Le pouvoir judiciaire des mollahs redoute la répétition du nom des Moudjahidine du peuple et l’attrait des jeunes pour les unités de résistance. C’est pourquoi, dans une manœuvre bien connue et mensongère, il a ajouté l’accusation de « collaboration avec le régime sioniste ». Auparavant, le 27 septembre 2025, le chef de l’appareil judiciaire de la province d’Alborz avait également accusé de manière absurde d’espionnage, ces deux Moudjahidine du peuple ainsi que deux autres prisonniers politiques, en lien avec la guerre de douze jours, alors même qu’ils avaient été arrêtés un mois avant ce conflit et que l’OMPI avait déjà transmis leurs noms et leurs informations aux Nations unies et aux organisations de défense des droits humains. La nouvelle de leur arrestation avait également été annoncée le 7 septembre 2025 par la chaine télévisée d’opposition Simaye Azadi. Ces mensonges répétés témoignent de l’impuissance du régime face à l’OMPI et aux jeunes insurgés.

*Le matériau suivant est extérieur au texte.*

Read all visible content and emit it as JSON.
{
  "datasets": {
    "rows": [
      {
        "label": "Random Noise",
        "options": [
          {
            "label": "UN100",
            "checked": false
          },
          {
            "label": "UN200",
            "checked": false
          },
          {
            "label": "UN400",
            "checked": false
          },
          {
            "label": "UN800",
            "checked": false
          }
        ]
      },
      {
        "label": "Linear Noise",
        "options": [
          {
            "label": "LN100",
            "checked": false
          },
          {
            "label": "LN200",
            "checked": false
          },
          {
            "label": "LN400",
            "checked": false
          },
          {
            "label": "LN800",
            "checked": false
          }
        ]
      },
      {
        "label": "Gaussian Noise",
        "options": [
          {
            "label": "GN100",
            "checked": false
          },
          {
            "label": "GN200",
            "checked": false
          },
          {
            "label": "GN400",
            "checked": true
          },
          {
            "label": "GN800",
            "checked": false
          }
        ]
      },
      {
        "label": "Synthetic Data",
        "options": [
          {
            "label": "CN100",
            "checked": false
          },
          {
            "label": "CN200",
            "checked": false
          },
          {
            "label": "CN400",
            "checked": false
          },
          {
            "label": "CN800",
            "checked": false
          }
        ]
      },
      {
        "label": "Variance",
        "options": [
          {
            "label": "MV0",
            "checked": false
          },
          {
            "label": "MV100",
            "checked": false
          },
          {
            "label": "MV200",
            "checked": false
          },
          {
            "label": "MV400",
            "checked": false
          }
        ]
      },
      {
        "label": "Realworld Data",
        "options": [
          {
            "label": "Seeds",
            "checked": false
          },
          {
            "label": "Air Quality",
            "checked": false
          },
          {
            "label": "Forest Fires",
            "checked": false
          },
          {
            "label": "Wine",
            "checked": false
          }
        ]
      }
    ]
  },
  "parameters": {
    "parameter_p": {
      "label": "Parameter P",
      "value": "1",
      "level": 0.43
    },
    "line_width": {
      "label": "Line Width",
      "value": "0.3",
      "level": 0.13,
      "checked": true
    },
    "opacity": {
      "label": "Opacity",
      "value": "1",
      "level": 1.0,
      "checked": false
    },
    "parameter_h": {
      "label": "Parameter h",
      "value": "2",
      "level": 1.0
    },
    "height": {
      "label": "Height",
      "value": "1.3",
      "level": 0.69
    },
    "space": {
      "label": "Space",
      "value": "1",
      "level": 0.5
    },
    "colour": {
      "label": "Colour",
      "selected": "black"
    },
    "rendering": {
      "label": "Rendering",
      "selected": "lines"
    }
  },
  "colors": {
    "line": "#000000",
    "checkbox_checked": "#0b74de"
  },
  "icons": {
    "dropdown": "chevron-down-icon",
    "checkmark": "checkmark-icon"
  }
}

Mme Maryam Radjavi, présidente élue du Conseil national de la Résistance iranienne (CNRI), a salué la mémoire de Hamed et Nima qui ont donné leur vie en fidélité à leur engagement pour la libération de leur patrie et de leur peuple. De même que le chah, a-t-elle ajouté, en versant le sang des meilleurs enfants de cette patrie, n’a pas pu échapper à son renversement, les mollahs criminels ne pourront pas non plus échapper à l’irruption de la colère populaire et à la détermination ardente des jeunes insurgés.

Elle a appelé les Nations unies et les instances concernées, ainsi que l’Union européenne, ses États membres et l’ensemble des organisations de défense des droits humains, à condamner fermement les exécutions en série en Iran et à prendre des mesures urgentes pour mettre fin à la vague d’exécutions et obtenir la libération des prisonniers politiques.